7 août : 19° dimanche temps ordinaire. Mais pourquoi don tient-il tant à venir la nuit, ce moment où nous risquons d’être si peu présentables ?

Il y a au moins un mot qui revient dans la 1° lecture et dans l’Evangile et qui a attiré mon attention, c’est le mot nuit. C’est la nuit qu’a eu lieu la délivrance pascale nous disait le livre de la Sagesse et c’est de nuit que risque de revenir le maître, il faut donc nous tenir prêt et ça c’est un thème assez récurrent dans les Evangiles. Mais pourquoi donc le Seigneur aime-t-il tant la nuit ? Pourquoi donc tient-il tant que ça à nous surprendre ? Vous aussi, tenez-vous prêts : c’est à l’heure où vous n’y penserez pas que le Fils de l’homme viendra. S’il veut être sûr qu’on puisse bien l’accueillir, ça serait quand même plus simple qu’il vienne le dimanche entre 11h15 et 12h15, là on est prêt ! Ou encore tous les jours entre 18h et 18h30, ce moment où toute la communauté est rassemblée devant le Saint Sacrement pour prier le chapelet avec les retraitants ou encore le jeudi soir dans le temps d’adoration qui précède la grande nuit d’adoration au cours de laquelle les retraitants vont assurer une présence non-stop devant le Saint-Sacrement ! Pourquoi la nuit ?

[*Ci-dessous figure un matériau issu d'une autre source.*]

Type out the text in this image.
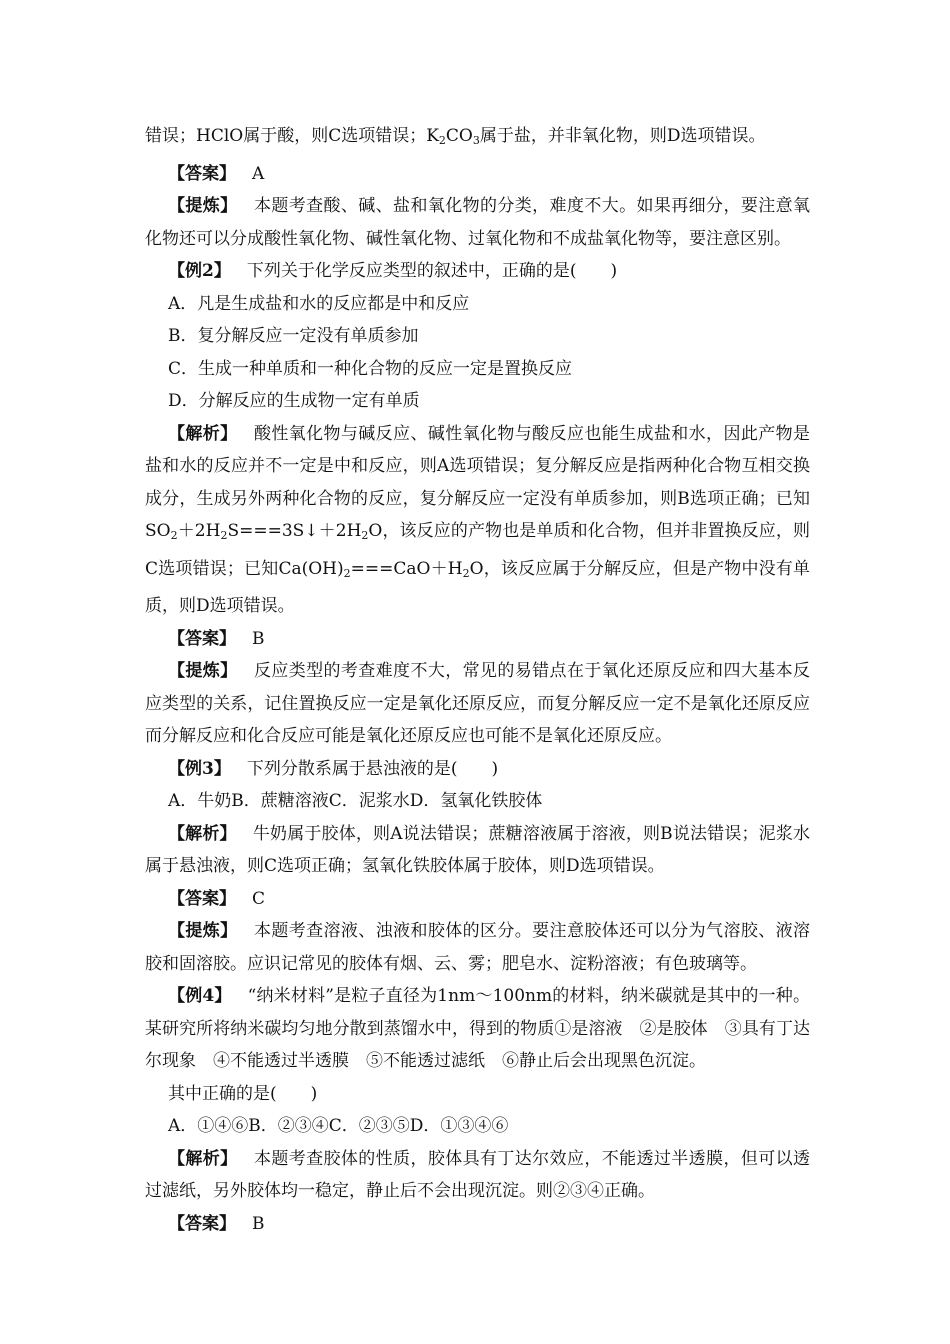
错误；HClO属于酸，则C选项错误；$K_2CO_3$属于盐，并非氧化物，则D选项错误。

【答案】 A

【提炼】 本题考查酸、碱、盐和氧化物的分类，难度不大。如果再细分，要注意氧化物还可以分成酸性氧化物、碱性氧化物、过氧化物和不成盐氧化物等，要注意区别。

【例2】 下列关于化学反应类型的叙述中，正确的是(　　)

A．凡是生成盐和水的反应都是中和反应

B．复分解反应一定没有单质参加

C．生成一种单质和一种化合物的反应一定是置换反应

D．分解反应的生成物一定有单质

【解析】 酸性氧化物与碱反应、碱性氧化物与酸反应也能生成盐和水，因此产物是盐和水的反应并不一定是中和反应，则A选项错误；复分解反应是指两种化合物互相交换成分，生成另外两种化合物的反应，复分解反应一定没有单质参加，则B选项正确；已知$SO_2+2H_2S===3S↓+2H_2O$，该反应的产物也是单质和化合物，但并非置换反应，则C选项错误；已知$Ca(OH)_2===CaO+H_2O$，该反应属于分解反应，但是产物中没有单质，则D选项错误。

【答案】 B

【提炼】 反应类型的考查难度不大，常见的易错点在于氧化还原反应和四大基本反应类型的关系，记住置换反应一定是氧化还原反应，而复分解反应一定不是氧化还原反应而分解反应和化合反应可能是氧化还原反应也可能不是氧化还原反应。

【例3】 下列分散系属于悬浊液的是(　　)

A．牛奶B．蔗糖溶液C．泥浆水D．氢氧化铁胶体

【解析】 牛奶属于胶体，则A说法错误；蔗糖溶液属于溶液，则B说法错误；泥浆水属于悬浊液，则C选项正确；氢氧化铁胶体属于胶体，则D选项错误。

【答案】 C

【提炼】 本题考查溶液、浊液和胶体的区分。要注意胶体还可以分为气溶胶、液溶胶和固溶胶。应识记常见的胶体有烟、云、雾；肥皂水、淀粉溶液；有色玻璃等。

【例4】 “纳米材料”是粒子直径为1nm～100nm的材料，纳米碳就是其中的一种。某研究所将纳米碳均匀地分散到蒸馏水中，得到的物质①是溶液　②是胶体　③具有丁达尔现象　④不能透过半透膜　⑤不能透过滤纸　⑥静止后会出现黑色沉淀。

其中正确的是(　　)

A．①④⑥B．②③④C．②③⑤D．①③④⑥

【解析】 本题考查胶体的性质，胶体具有丁达尔效应，不能透过半透膜，但可以透过滤纸，另外胶体均一稳定，静止后不会出现沉淀。则②③④正确。

【答案】 B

D’abord une précision qui s’impose : Le Seigneur n’a pas le projet de venir la nuit pour nous faire peur. Son objectif n’est pas de chercher comment nous surprendre au mauvais moment. Il n’est pas un surveillant de collège ou de lycée qui chercherait à coincer les élèves dissipés pour mieux les punir. Oublions toutes ces représentations grimaçantes de Dieu, installées dans nos têtes à cause de notre éducation ou à cause des manœuvres répétées du Tentateur qui a fini par nous persuader que Dieu était l’adversaire de l’homme alors qu’en vertu de l’Alliance sans cesse renouvelée et scellée dans le sang de Jésus, il est notre principal allié. Dieu ne cherche donc pas à nous coincer. Quand nous avons de la difficulté à comprendre une parole de l’Evangile ou une parabole de l’Evangile qui nous parle de Dieu, de son attitude vis-à-vis des hommes, nous devons toujours chercher à l’interpréter en fonction de cette grande vérité : Dieu est amour et même Dieu n’est qu’amour. C’est dans ce « ne que » Dieu n’est qu’amour que réside l’originalité chrétienne. Alors pourquoi un Dieu qui n’est qu’amour aime tant sortir la nuit pour venir à la rencontre des hommes ?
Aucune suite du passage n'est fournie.